Sami: Im Idealfall ist unser Projekt in 20 Jahren eingegliedert. Unser utopischer Wunsch wäre ganz klar, dass sich der Versorgungsansatz durchsetzt, der systemische Ursachen kollektiv bekämpft – ohne Privatwirtschaft und Profitorientierung.

Kirsten: Ich wünsche mir, dass das auch dazu beiträgt, dass sich die Gesellschaft in den nächsten Jahren verändert. Wir wollen, dass man sagt: Diversität macht gesund, Ausgrenzung krank.

„Diversität macht gesund, Ausgrenzung macht krank“

Kirsten Schubert, Gesundheitskollektiv

taz: Was braucht es denn im Moment, damit ihr diesem Ziel näherkommt?

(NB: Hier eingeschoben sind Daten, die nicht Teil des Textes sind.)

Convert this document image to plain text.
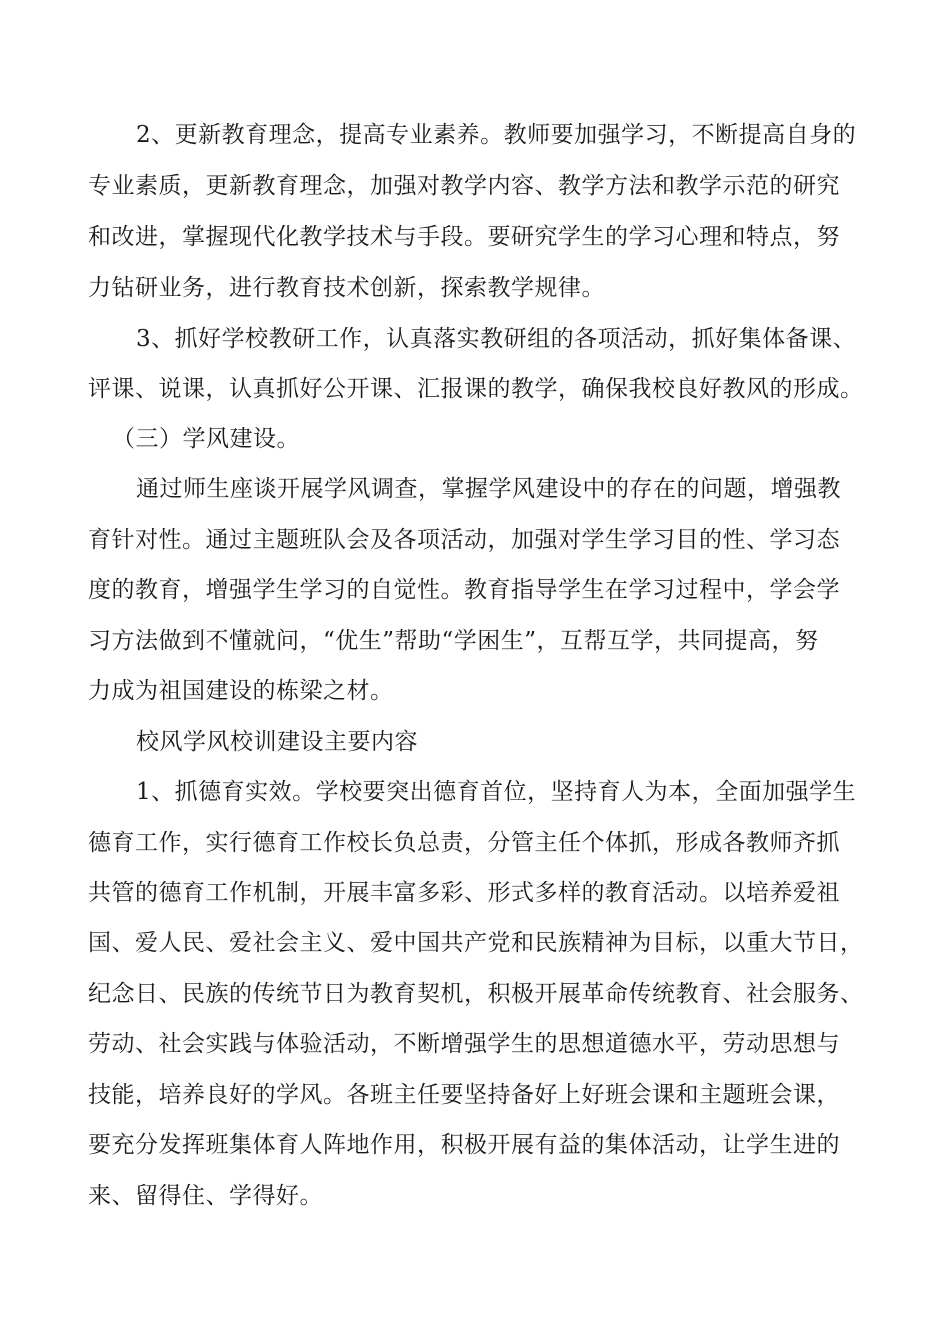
2、更新教育理念，提高专业素养。教师要加强学习，不断提高自身的
专业素质，更新教育理念，加强对教学内容、教学方法和教学示范的研究
和改进，掌握现代化教学技术与手段。要研究学生的学习心理和特点，努
力钻研业务，进行教育技术创新，探索教学规律。
3、抓好学校教研工作，认真落实教研组的各项活动，抓好集体备课、
评课、说课，认真抓好公开课、汇报课的教学，确保我校良好教风的形成。
（三）学风建设。
通过师生座谈开展学风调查，掌握学风建设中的存在的问题，增强教
育针对性。通过主题班队会及各项活动，加强对学生学习目的性、学习态
度的教育，增强学生学习的自觉性。教育指导学生在学习过程中，学会学
习方法做到不懂就问，“优生”帮助“学困生”，互帮互学，共同提高，努
力成为祖国建设的栋梁之材。
校风学风校训建设主要内容
1、抓德育实效。学校要突出德育首位，坚持育人为本，全面加强学生
德育工作，实行德育工作校长负总责，分管主任个体抓，形成各教师齐抓
共管的德育工作机制，开展丰富多彩、形式多样的教育活动。以培养爱祖
国、爱人民、爱社会主义、爱中国共产党和民族精神为目标，以重大节日，
纪念日、民族的传统节日为教育契机，积极开展革命传统教育、社会服务、
劳动、社会实践与体验活动，不断增强学生的思想道德水平，劳动思想与
技能，培养良好的学风。各班主任要坚持备好上好班会课和主题班会课，
要充分发挥班集体育人阵地作用，积极开展有益的集体活动，让学生进的
来、留得住、学得好。
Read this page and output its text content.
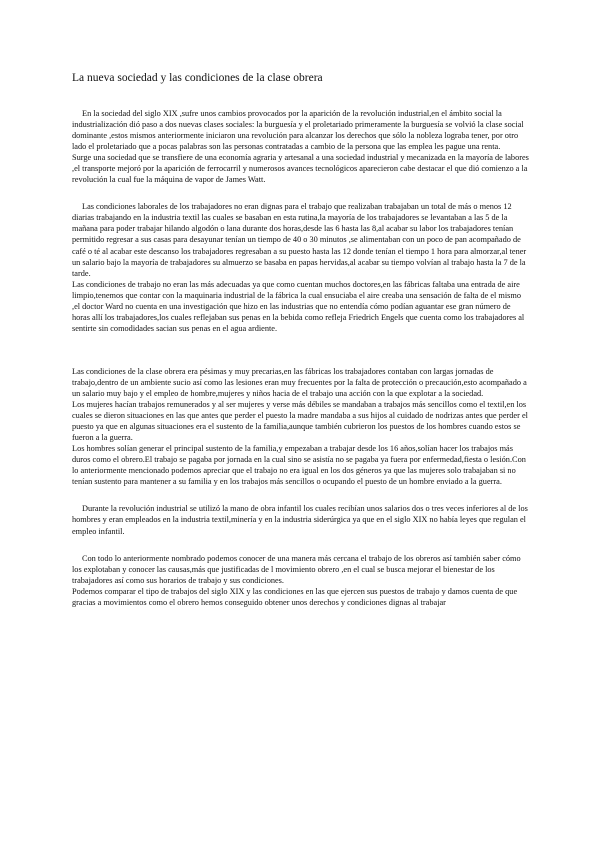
La nueva sociedad y las condiciones de la clase obrera

En la sociedad del siglo XIX ,sufre unos cambios provocados por la aparición de la revolución industrial,en el ámbito social la industrialización dió paso a dos nuevas clases sociales: la burguesía y el proletariado primeramente la burguesía se volvió la clase social dominante ,estos mismos anteriormente iniciaron una revolución para alcanzar los derechos que sólo la nobleza lograba tener, por otro lado el proletariado que a pocas palabras son las personas contratadas a cambio de la persona que las emplea les pague una renta.

Surge una sociedad que se transfiere de una economía agraria y artesanal a una sociedad industrial y mecanizada en la mayoría de labores ,el transporte mejoró por la aparición de ferrocarril y numerosos avances tecnológicos aparecieron cabe destacar el que dió comienzo a la revolución la cual fue la máquina de vapor de James Watt.

Las condiciones laborales de los trabajadores no eran dignas para el trabajo que realizaban trabajaban un total de más o menos 12 diarias trabajando en la industria textil las cuales se basaban en esta rutina,la mayoría de los trabajadores se levantaban a las 5 de la mañana para poder trabajar hilando algodón o lana durante dos horas,desde las 6 hasta las 8,al acabar su labor los trabajadores tenían permitido regresar a sus casas para desayunar tenían un tiempo de 40 o 30 minutos ,se alimentaban con un poco de pan acompañado de café o té al acabar este descanso los trabajadores regresaban a su puesto hasta las 12 donde tenían el tiempo 1 hora para almorzar,al tener un salario bajo la mayoría de trabajadores su almuerzo se basaba en papas hervidas,al acabar su tiempo volvían al trabajo hasta la 7 de la tarde.

Las condiciones de trabajo no eran las más adecuadas ya que como cuentan muchos doctores,en las fábricas faltaba una entrada de aire limpio,tenemos que contar con la maquinaria industrial de la fábrica la cual ensuciaba el aire creaba una sensación de falta de el mismo ,el doctor Ward no cuenta en una investigación que hizo en las industrias que no entendía cómo podían aguantar ese gran número de horas allí los trabajadores,los cuales reflejaban sus penas en la bebida como refleja Friedrich Engels que cuenta como los trabajadores al sentirte sin comodidades sacian sus penas en el agua ardiente.

Las condiciones de la clase obrera era pésimas y muy precarias,en las fábricas los trabajadores contaban con largas jornadas de trabajo,dentro de un ambiente sucio así como las lesiones eran muy frecuentes por la falta de protección o precaución,esto acompañado a un salario muy bajo y el empleo de hombre,mujeres y niños hacia de el trabajo una acción con la que explotar a la sociedad.

Los mujeres hacían trabajos remunerados y al ser mujeres y verse más débiles se mandaban a trabajos más sencillos como el textil,en los cuales se dieron situaciones en las que antes que perder el puesto la madre mandaba a sus hijos al cuidado de nodrizas antes que perder el puesto ya que en algunas situaciones era el sustento de la familia,aunque también cubrieron los puestos de los hombres cuando estos se fueron a la guerra.

Los hombres solían generar el principal sustento de la familia,y empezaban a trabajar desde los 16 años,solían hacer los trabajos más duros como el obrero.El trabajo se pagaba por jornada en la cual sino se asistía no se pagaba ya fuera por enfermedad,fiesta o lesión.Con lo anteriormente mencionado podemos apreciar que el trabajo no era igual en los dos géneros ya que las mujeres solo trabajaban si no tenían sustento para mantener a su familia y en los trabajos más sencillos o ocupando el puesto de un hombre enviado a la guerra.

Durante la revolución industrial se utilizó la mano de obra infantil los cuales recibían unos salarios dos o tres veces inferiores al de los hombres y eran empleados en la industria textil,minería y en la industria siderúrgica ya que en el siglo XIX no había leyes que regulan el empleo infantil.

Con todo lo anteriormente nombrado podemos conocer de una manera más cercana el trabajo de los obreros así también saber cómo los explotaban y conocer las causas,más que justificadas de l movimiento obrero ,en el cual se busca mejorar el bienestar de los trabajadores así como sus horarios de trabajo y sus condiciones.

Podemos comparar el tipo de trabajos del siglo XIX y las condiciones en las que ejercen sus puestos de trabajo y damos cuenta de que gracias a movimientos como el obrero hemos conseguido obtener unos derechos y condiciones dignas al trabajar
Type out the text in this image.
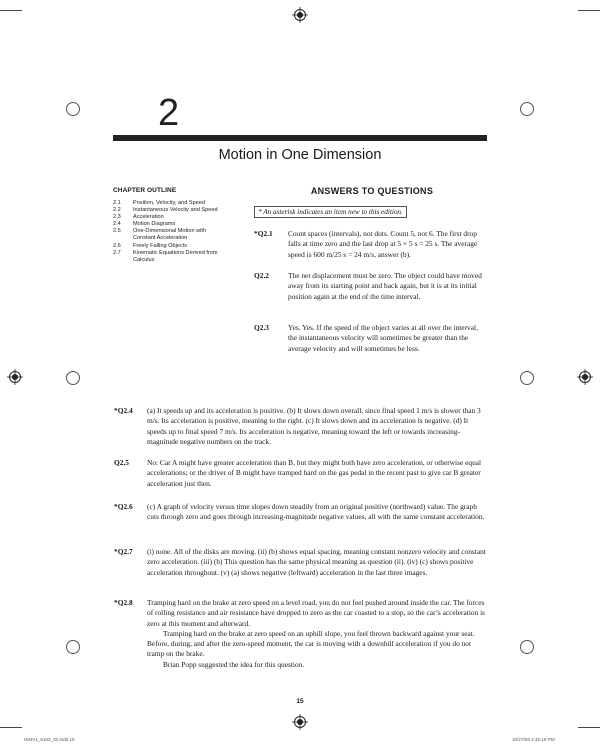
2
Motion in One Dimension
CHAPTER OUTLINE
2.1	Position, Velocity, and Speed
2.2	Instantaneous Velocity and Speed
2.3	Acceleration
2.4	Motion Diagrams
2.5	One-Dimensional Motion with Constant Acceleration
2.6	Freely Falling Objects
2.7	Kinematic Equations Derived from Calculus
ANSWERS TO QUESTIONS
* An asterisk indicates an item new to this edition.
*Q2.1 Count spaces (intervals), not dots. Count 5, not 6. The first drop falls at time zero and the last drop at 5 × 5 s = 25 s. The average speed is 600 m/25 s = 24 m/s, answer (b).

Q2.2	The net displacement must be zero. The object could have moved away from its starting point and back again, but it is at its initial position again at the end of the time interval.

Q2.3	Yes. Yes. If the speed of the object varies at all over the interval, the instantaneous velocity will sometimes be greater than the average velocity and will sometimes be less.

*Q2.4 (a) It speeds up and its acceleration is positive. (b) It slows down overall, since final speed 1 m/s is slower than 3 m/s. Its acceleration is positive, meaning to the right. (c) It slows down and its acceleration is negative. (d) It speeds up to final speed 7 m/s. Its acceleration is negative, meaning toward the left or towards increasing-magnitude negative numbers on the track.

Q2.5 No: Car A might have greater acceleration than B, but they might both have zero acceleration, or otherwise equal accelerations; or the driver of B might have tramped hard on the gas pedal in the recent past to give car B greater acceleration just then.

*Q2.6 (c) A graph of velocity versus time slopes down steadily from an original positive (northward) value. The graph cuts through zero and goes through increasing-magnitude negative values, all with the same constant acceleration.

*Q2.7 (i) none. All of the disks are moving. (ii) (b) shows equal spacing, meaning constant nonzero velocity and constant zero acceleration. (iii) (b) This question has the same physical meaning as question (ii). (iv) (c) shows positive acceleration throughout. (v) (a) shows negative (leftward) acceleration in the last three images.

*Q2.8 Tramping hard on the brake at zero speed on a level road, you do not feel pushed around inside the car. The forces of rolling resistance and air resistance have dropped to zero as the car coasted to a stop, so the car’s acceleration is zero at this moment and afterward.

Tramping hard on the brake at zero speed on an uphill slope, you feel thrown backward against your seat. Before, during, and after the zero-speed moment, the car is moving with a downhill acceleration if you do not tramp on the brake.

Brian Popp suggested the idea for this question.

15
ISMV1_5103_02.indd 15	10/27/06 2:45:19 PM
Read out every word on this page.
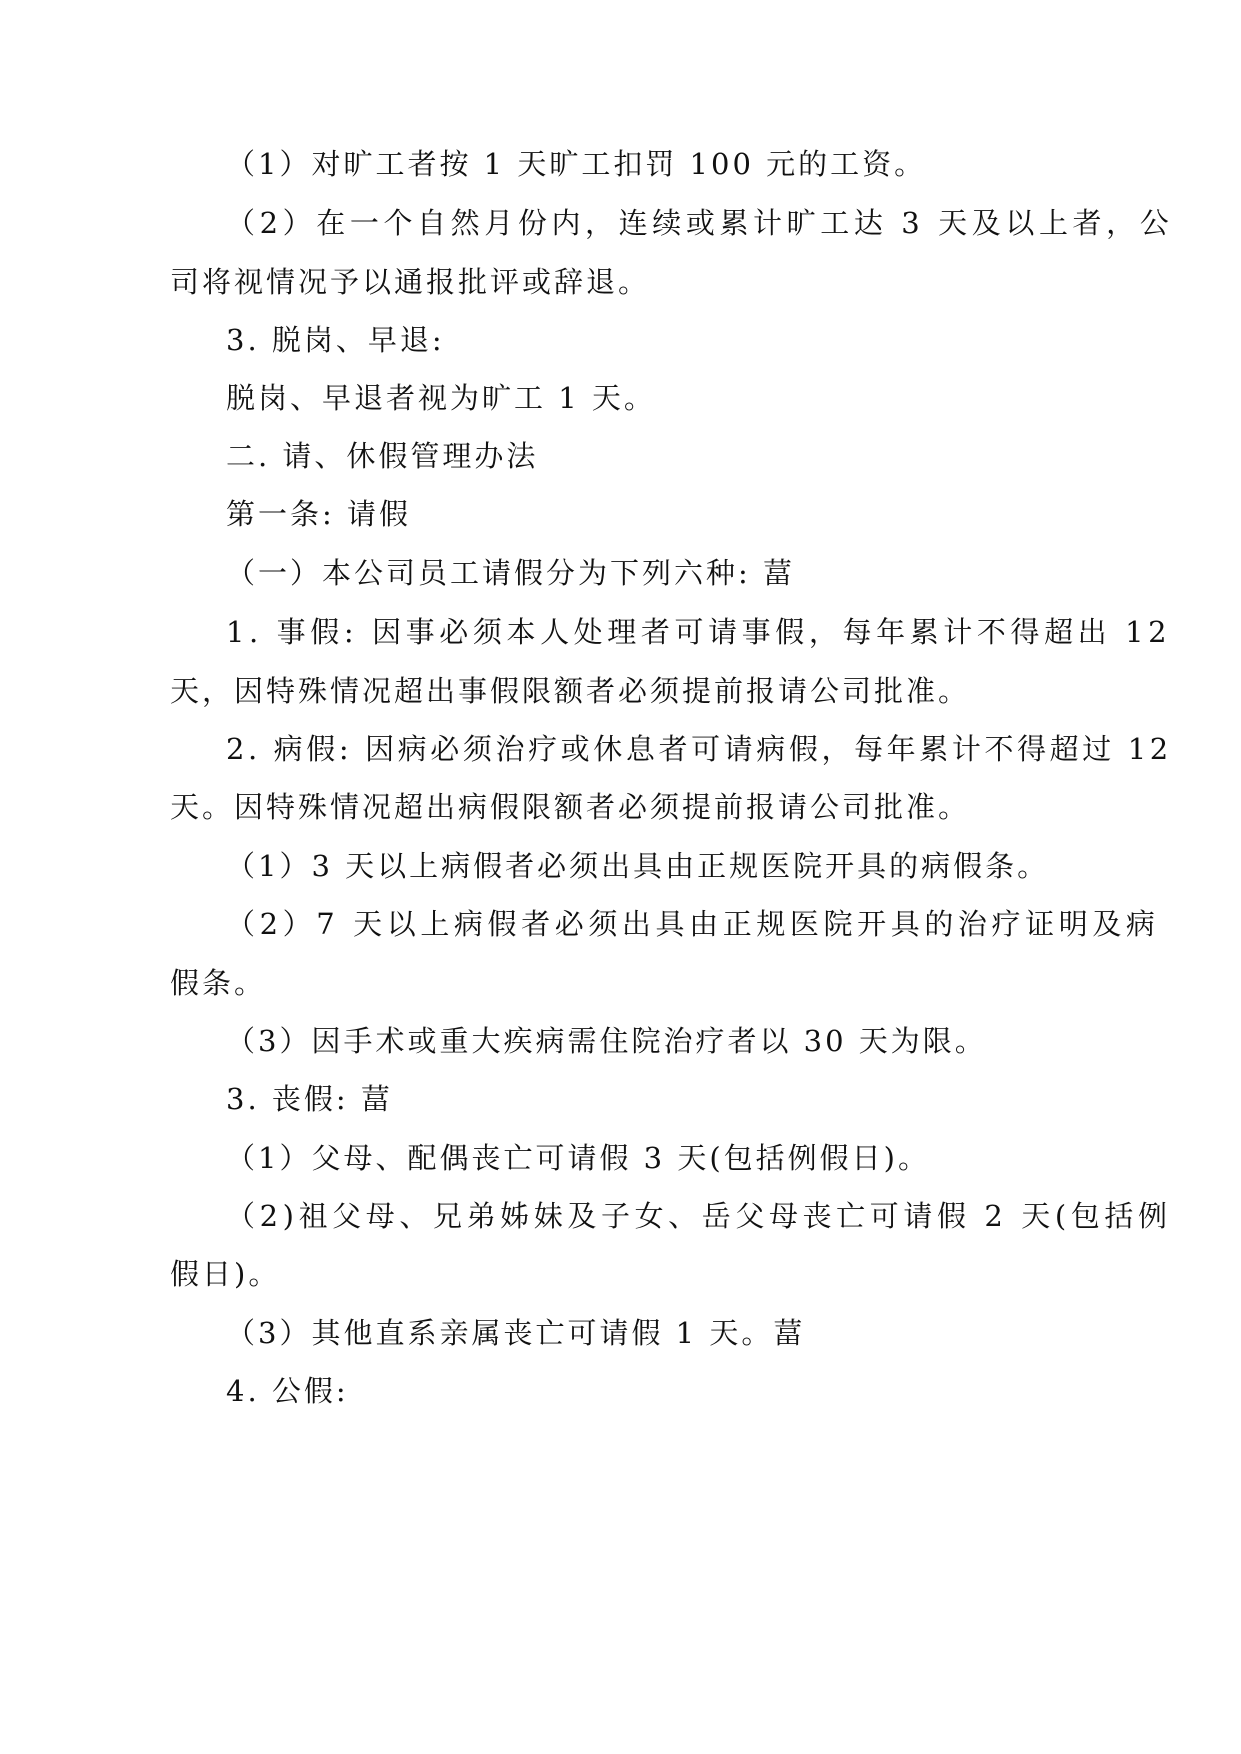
（1）对旷工者按 1 天旷工扣罚 100 元的工资。
（2）在一个自然月份内，连续或累计旷工达 3 天及以上者，公
司将视情况予以通报批评或辞退。
3. 脱岗、早退:
脱岗、早退者视为旷工 1 天。
二. 请、休假管理办法
第一条: 请假
（一）本公司员工请假分为下列六种: 葍
1. 事假: 因事必须本人处理者可请事假，每年累计不得超出 12
天，因特殊情况超出事假限额者必须提前报请公司批准。
2. 病假: 因病必须治疗或休息者可请病假，每年累计不得超过 12
天。因特殊情况超出病假限额者必须提前报请公司批准。
（1）3 天以上病假者必须出具由正规医院开具的病假条。
（2）7 天以上病假者必须出具由正规医院开具的治疗证明及病
假条。
（3）因手术或重大疾病需住院治疗者以 30 天为限。
3. 丧假: 葍
（1）父母、配偶丧亡可请假 3 天(包括例假日)。
（2)祖父母、兄弟姊妹及子女、岳父母丧亡可请假 2 天(包括例
假日)。
（3）其他直系亲属丧亡可请假 1 天。葍
4. 公假:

Katia: Gerade suchen wir sehr stark nach weiteren Fördermitgliedschaften und Spenden – für das Gesundheitskollektiv sowie für unseren Dachverband, das Poliklinik Syndikat. Das ist leider die Realität unserer Arbeit. Es ist aber auch wichtig, dass wir uns zu einem multiprofessionellen Arbeiten auf Augenhöhe bewegen.

taz: Das Poliklinik Syndikat schreibt auch: „Es gibt kein gesundes Leben im kranken System.“ Wollt ihr das System heilen oder die Symptome der Menschen behandeln?

Kirsten: Es wäre natürlich schön, wenn man das System einfach heilen könnte. Aber ich denke, dass dieses kapitalistische System krank macht. Es fördert Profitstreben, gesellschaftliche Spaltung und auch ein zersplittertes, vom Wettbewerb geprägtes Gesundheitssystem. Da braucht es schon grundlegende Veränderungen.